1. Is this problem that widespread?
2. This company makes so much damn money that they can afford a Super Bowl prime-time advertisement $4.5 million.
3. Ugh.
posted by Fizz at 4:57 PM on March 5, 2015 [1 favorite]


it would be interesting to know what strain(s) of weed led to that bloomberg design.

This is a good series of articles going more in depth on what exactly makes a particular mobile game addictive.
posted by vogon_poet at 5:01 PM on March 5, 2015


(warning, super excessive design)

I remember when I was in my teen years and I learned how to use HTML. This was some time in the 90s. My webpage was literally filled with line-breaks made of animated fire. That and a "This site is under construction." sign that revolved. I didn't know what I was doing at all.
posted by Fizz at 5:05 PM on March 5, 2015 [6 favorites]


1. Is this problem that widespread?

Among sports-type people. Yes, absolutely.
posted by anastasiav at 5:07 PM on March 5, 2015 [1 favorite]


An interesting "gamer dad" take on the situation from NeoGAF: Help, my child is addicted to freemium shovelware
posted by Rhaomi at 5:08 PM on March 5, 2015 [1 favorite]


I'm still not totally sure who Kate Upton is

She's the evolved Pokemon version of Kate Middleton, right?

(Who in turn evolved from Kate Downton Abbey...)
posted by Strange Interlude at 5:13 PM on March 5, 2015 [30 favorites]


When they said that the naked armor lady in the first commercial was Kate Upton, I did a double-take. How could that be?

Then I googled her and discovered that she is not, as I had thought for some reason, the woman who married that prince in England a couple of years ago.
posted by IAmUnaware at 5:15 PM on March 5, 2015 [7 favorites]


Honestly i feel like you could run a lot of these games mostly counting on profits from this sort of ecosystems "whales", ala casino whales. I've known of kids in the wealthy and upper middle class suburbs around the microsoft/nintendo/etc campuses whose parents gave them an essentially open ended allowance for games and game stuff. $500 DDR pads? Sure! Couple thousand bucks for PC parts? Go for it!

If you can capture the attention of the young versions of those kids who all have iphones(or occasionally high end android phones) and are now square in the target market those kids i knew of where were when i was that age, and milk hundreds of dollars out of them per game, you wouldn't even need all that many to be turning a tidy profit.

Sure, it's one thing to get $5-20 out of a lot of people, but you need a lot less of those people if you can corner the market of kids willing to spend $50-200 or more of their parents money on your game... and then make 8 of those games that their friends will get them to play.

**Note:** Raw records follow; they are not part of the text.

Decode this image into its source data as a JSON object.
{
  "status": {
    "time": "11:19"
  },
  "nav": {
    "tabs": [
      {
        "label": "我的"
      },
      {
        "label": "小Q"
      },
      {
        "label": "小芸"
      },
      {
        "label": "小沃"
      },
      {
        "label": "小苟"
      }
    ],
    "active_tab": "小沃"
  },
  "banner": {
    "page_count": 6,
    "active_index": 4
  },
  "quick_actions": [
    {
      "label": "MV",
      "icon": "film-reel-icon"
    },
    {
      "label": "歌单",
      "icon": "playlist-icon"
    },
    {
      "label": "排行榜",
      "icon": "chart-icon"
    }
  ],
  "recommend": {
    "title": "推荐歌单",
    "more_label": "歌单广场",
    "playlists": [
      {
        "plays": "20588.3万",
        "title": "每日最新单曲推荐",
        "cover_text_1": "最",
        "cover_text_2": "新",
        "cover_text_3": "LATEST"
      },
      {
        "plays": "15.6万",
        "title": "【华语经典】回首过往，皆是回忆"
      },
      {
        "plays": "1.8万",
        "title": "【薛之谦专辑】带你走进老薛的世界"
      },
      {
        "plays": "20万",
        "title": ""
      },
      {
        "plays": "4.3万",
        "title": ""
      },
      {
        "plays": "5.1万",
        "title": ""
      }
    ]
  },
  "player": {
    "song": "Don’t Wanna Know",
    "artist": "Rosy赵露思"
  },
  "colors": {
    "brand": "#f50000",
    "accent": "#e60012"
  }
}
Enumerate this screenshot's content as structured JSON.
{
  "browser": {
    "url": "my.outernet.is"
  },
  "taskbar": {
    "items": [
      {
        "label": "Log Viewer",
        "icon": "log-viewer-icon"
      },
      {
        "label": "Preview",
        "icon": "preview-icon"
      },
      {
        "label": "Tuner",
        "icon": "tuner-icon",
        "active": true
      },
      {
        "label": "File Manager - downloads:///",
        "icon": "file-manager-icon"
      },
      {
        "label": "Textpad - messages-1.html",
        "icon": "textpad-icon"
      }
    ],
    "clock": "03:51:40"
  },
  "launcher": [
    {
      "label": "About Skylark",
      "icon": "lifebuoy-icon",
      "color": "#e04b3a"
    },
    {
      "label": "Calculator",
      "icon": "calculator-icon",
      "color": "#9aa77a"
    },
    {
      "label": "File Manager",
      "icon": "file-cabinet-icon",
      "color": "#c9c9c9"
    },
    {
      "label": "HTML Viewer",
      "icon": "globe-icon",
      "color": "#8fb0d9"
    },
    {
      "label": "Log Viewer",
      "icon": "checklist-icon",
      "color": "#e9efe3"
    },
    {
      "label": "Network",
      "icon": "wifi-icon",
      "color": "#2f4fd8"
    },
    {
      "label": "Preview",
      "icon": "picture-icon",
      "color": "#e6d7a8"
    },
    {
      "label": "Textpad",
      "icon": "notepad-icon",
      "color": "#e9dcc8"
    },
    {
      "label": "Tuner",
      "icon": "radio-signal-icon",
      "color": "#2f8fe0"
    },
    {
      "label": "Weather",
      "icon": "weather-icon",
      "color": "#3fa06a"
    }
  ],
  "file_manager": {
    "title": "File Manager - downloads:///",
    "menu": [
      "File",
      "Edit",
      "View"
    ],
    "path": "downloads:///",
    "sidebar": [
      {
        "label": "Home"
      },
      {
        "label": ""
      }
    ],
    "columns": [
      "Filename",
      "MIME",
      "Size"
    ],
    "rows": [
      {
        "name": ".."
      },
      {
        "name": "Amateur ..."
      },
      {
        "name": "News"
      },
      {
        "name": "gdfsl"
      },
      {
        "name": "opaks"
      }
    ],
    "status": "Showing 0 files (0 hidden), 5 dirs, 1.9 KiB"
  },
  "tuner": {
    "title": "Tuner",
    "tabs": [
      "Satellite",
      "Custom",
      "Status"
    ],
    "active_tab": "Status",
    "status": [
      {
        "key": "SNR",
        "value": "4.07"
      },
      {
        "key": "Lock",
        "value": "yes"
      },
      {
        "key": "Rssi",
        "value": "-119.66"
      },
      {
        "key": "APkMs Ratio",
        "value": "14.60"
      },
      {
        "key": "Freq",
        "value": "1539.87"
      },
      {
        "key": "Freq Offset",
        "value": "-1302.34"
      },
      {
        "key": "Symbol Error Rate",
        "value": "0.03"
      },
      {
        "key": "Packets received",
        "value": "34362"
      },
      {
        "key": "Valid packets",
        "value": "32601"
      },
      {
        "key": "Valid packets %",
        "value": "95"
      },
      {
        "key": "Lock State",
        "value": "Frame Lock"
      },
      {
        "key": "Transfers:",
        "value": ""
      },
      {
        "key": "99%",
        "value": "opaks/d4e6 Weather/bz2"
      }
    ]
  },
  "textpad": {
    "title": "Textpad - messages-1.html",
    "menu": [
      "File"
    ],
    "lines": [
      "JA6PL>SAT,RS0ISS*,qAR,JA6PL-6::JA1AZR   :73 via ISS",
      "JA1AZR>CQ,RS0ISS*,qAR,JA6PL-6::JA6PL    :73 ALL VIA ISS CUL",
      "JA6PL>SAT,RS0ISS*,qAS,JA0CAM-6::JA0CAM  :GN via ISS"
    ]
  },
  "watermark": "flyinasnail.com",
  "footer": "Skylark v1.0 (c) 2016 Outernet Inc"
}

But seriously, when i see stories like this i always think "heh, i knew kids whose parents wouldn't even give a fuck that they did that. they'll probably do it again in a month or two".
posted by emptythought at 5:22 PM on March 5, 2015


Free to play mobile game companies all work the same way.

Step one: build a game. Build in road blocks that are difficult to overcome but can be easily overcome by spending in game currency. Also build in a place to show ads. It doesn't matter if you game is fun.

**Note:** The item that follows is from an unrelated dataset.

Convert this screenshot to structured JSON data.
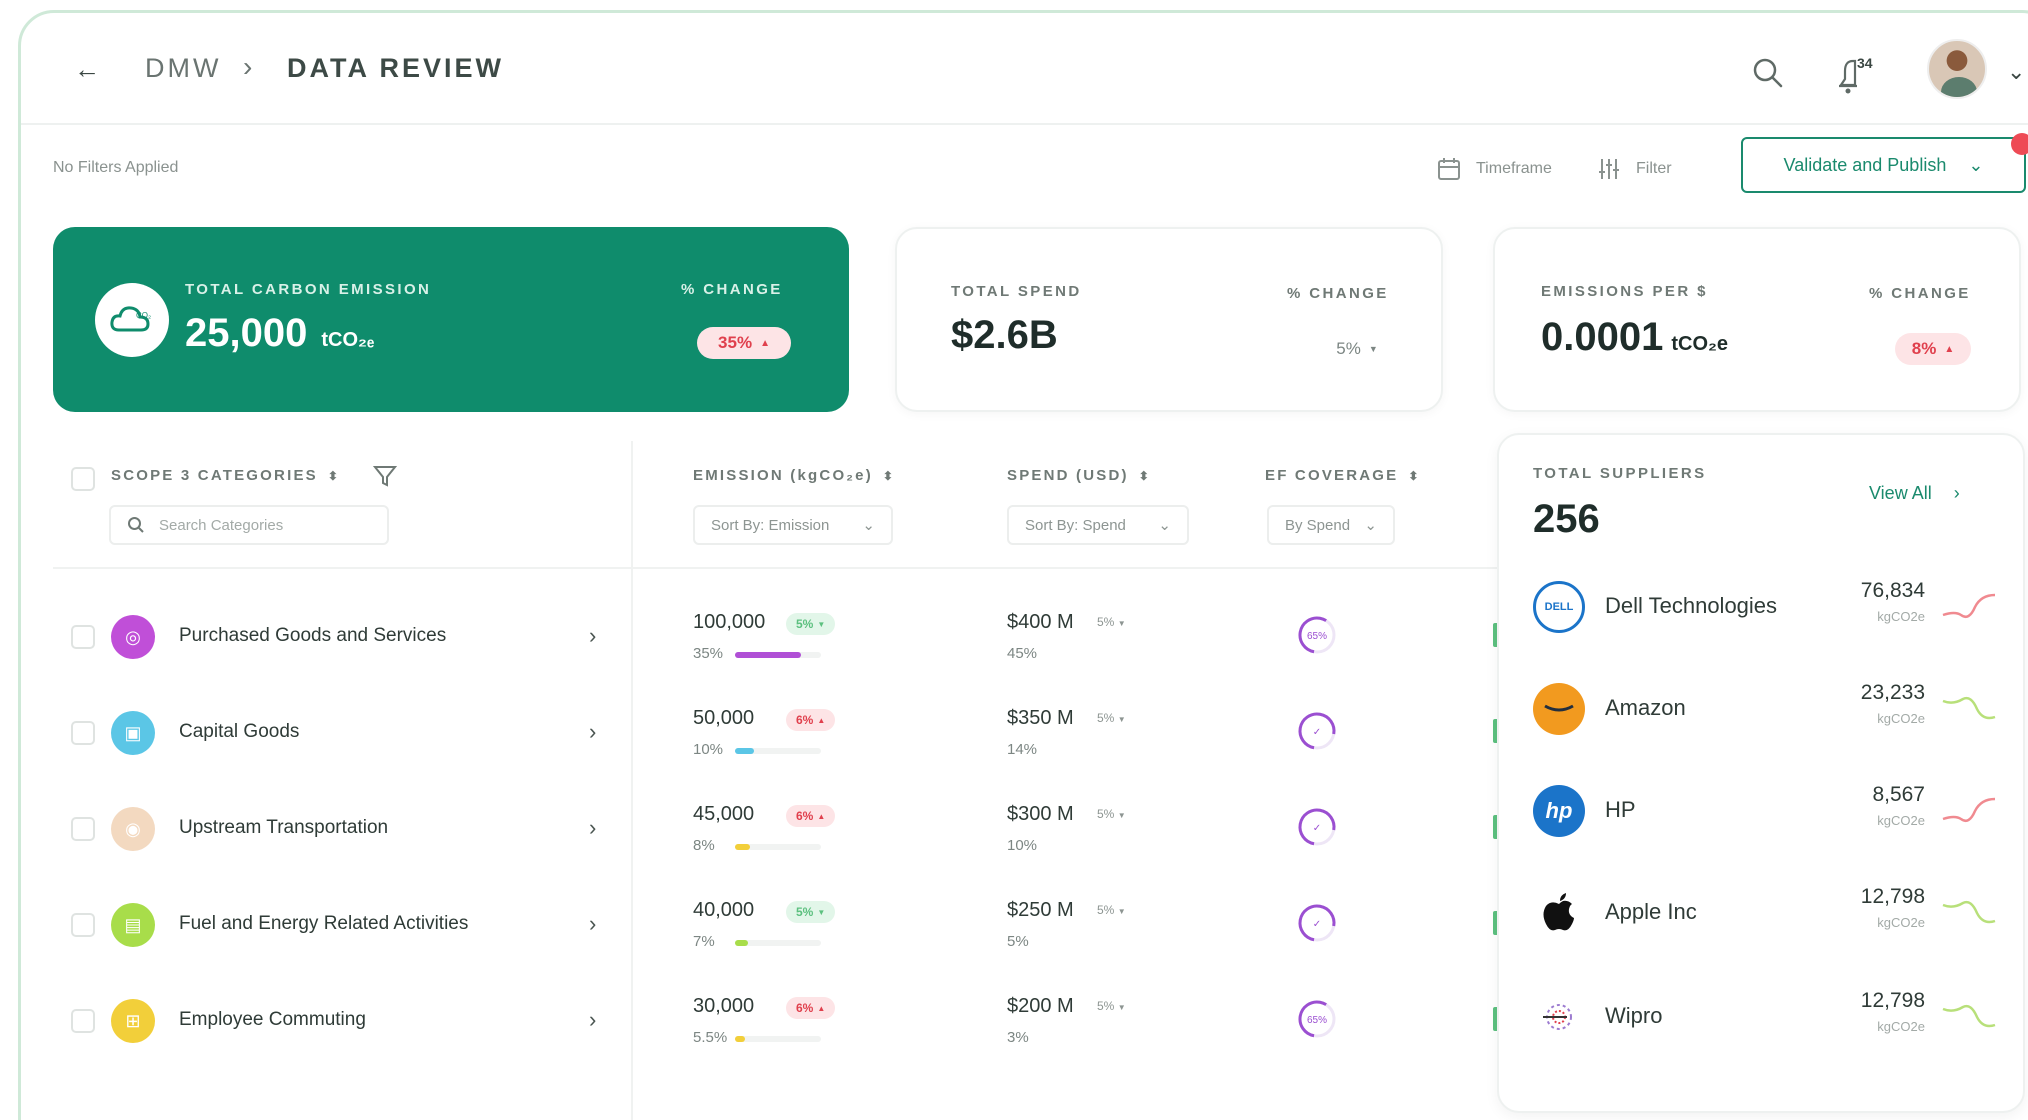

Step two: go talk to a few mobile ad networks. Tell them you want to by X users (where X is a big number, like a few hundred thousand), and how much will they charge per user? Go with the lowest price, or a mix.

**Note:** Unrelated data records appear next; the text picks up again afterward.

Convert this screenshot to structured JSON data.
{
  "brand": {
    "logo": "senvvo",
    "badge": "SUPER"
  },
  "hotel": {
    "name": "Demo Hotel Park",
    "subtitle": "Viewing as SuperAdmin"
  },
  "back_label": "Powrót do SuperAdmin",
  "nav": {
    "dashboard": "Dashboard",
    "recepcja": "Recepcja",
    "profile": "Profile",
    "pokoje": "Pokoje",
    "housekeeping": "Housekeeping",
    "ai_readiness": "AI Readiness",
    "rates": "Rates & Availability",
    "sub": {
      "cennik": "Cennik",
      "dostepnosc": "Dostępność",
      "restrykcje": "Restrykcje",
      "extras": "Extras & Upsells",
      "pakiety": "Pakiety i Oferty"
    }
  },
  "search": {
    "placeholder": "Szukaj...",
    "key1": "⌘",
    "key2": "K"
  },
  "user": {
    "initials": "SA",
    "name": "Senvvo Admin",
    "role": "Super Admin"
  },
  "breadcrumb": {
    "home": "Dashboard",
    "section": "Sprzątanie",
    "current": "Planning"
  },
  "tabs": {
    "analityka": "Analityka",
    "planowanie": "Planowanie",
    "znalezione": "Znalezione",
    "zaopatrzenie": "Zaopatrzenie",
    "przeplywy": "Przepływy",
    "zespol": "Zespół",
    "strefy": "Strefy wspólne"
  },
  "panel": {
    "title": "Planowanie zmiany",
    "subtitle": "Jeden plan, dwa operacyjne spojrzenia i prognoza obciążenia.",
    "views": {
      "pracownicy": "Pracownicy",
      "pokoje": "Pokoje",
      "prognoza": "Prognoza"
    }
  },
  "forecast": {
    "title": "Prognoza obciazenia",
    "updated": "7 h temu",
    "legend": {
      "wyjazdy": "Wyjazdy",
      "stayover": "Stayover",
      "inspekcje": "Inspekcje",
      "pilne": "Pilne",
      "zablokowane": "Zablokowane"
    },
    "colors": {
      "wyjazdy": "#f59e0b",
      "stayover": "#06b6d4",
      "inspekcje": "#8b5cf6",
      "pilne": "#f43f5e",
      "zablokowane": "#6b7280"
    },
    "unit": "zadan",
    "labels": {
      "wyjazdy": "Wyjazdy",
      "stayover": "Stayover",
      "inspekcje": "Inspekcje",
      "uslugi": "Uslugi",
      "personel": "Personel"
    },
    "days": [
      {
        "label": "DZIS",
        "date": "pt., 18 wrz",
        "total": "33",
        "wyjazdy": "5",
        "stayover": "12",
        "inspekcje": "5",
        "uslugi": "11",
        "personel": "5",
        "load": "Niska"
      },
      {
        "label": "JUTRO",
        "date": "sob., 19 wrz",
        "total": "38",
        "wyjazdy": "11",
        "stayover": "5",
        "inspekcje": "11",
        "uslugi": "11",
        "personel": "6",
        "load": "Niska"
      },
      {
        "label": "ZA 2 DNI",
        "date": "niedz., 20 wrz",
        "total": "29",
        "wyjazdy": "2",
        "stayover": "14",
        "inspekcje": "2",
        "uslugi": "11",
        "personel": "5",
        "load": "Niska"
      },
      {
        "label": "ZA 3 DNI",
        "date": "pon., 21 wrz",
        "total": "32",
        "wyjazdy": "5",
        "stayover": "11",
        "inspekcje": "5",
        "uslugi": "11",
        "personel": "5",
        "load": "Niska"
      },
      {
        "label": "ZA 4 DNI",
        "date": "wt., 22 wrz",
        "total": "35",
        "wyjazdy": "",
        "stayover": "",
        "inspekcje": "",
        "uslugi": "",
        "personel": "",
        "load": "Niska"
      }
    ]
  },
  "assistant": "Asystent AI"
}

Step three: make a graph with two lines. One line is how much you're spending per install to acquire users, the second line is how much you're making per user on in-game currency purchases and advertising.

If the second line is above the first line in step three, you're winning. If you're lucky, your game takes on a life of its own and you sit back and rake in the money. If your game really blows, you won't have any user retention and eventually you're just advertising to the same people. So crank out a new game using your existing team and infrastructure. Repeat until you're rich or you run out of money.
posted by jeffamaphone at 5:23 PM on March 5, 2015 [1 favorite]


Game of War sounds fascinating but I'd have to try it to be sure - it actually sounds very close to a Facebook version of Civilization (!!!) that my friends and I played some years back.

It was actually really good but the studio couldn't figure out an effective way of monetizing it without making it suck. Ahh this is a nostalgia trip...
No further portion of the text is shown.